Joule heating induced non-melting phase transition and multi-level conductance in MoTe2 based phase change memory

Abstract

Phase change memory (PCM) is considered as a leading candidate for next generation data storage as well as emerging computing device, but the advancement has been hampered by high switching energy due to the melting process and amorphous relaxation induced large resistance drift. Polymorphic crystal-crystal transition without amorphization in metal dichalcogenides (TMDs) could be employed to solve these issues. Yet, the mechanism is still controversy. A melting-free PCM made of two dimensional (2D) MoTe2, which exhibits unipolar resistive switching (RS) and multi-level states with substantially reduced resistance drift via joule heating, is reported in this work. The device is first prepared based on the temperature dependence of Raman spectrum and electrical transport investigations on MoTe2 films. Significantly improved device performances on energy efficiency, switching speed, and memory window are further achieved by electrode size scaling down, indicating the key role of localized heating.

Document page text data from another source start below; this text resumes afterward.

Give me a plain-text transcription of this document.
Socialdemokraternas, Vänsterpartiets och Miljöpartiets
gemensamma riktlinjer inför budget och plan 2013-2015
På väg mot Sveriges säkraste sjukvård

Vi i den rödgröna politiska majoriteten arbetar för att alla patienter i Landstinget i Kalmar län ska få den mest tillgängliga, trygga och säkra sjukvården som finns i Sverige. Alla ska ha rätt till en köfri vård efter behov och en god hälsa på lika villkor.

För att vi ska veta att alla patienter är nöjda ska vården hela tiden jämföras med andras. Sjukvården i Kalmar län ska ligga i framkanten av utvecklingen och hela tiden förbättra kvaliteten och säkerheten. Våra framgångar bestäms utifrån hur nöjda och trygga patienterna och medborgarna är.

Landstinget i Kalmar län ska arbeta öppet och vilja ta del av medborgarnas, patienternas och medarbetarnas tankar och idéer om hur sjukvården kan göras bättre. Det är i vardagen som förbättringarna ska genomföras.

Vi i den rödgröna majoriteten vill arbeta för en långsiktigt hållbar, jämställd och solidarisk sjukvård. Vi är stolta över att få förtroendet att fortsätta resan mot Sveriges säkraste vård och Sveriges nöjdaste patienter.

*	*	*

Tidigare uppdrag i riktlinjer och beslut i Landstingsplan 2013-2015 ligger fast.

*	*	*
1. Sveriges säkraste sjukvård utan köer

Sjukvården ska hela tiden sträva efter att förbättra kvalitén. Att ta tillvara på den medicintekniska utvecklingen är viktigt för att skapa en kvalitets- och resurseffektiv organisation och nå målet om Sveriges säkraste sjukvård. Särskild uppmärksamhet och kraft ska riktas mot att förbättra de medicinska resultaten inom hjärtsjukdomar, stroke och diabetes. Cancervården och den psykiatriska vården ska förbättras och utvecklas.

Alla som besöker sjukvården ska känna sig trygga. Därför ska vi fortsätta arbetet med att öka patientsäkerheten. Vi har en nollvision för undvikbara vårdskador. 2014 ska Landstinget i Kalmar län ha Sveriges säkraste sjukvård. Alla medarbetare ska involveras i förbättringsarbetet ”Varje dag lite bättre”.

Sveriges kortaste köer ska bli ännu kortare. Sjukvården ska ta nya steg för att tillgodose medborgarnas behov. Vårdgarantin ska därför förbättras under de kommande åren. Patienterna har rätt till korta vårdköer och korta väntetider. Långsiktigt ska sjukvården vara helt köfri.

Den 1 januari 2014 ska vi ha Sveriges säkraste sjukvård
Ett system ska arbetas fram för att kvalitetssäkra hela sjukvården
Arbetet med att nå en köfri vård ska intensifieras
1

Then, device scale transmission electron microscopy images reveal that the resistive switching stems from the transition between semiconducting 2H phase and metallic 1T′ phase. An entropy induced Te vacancies model is proposed to explain the reversible phase change mechanism in the MoTe2 based device. This study paves the way for further development of PCM based on atomically thin 2D TMDs, aiming for high density storage-class memory and high-precision neuromorphic computing.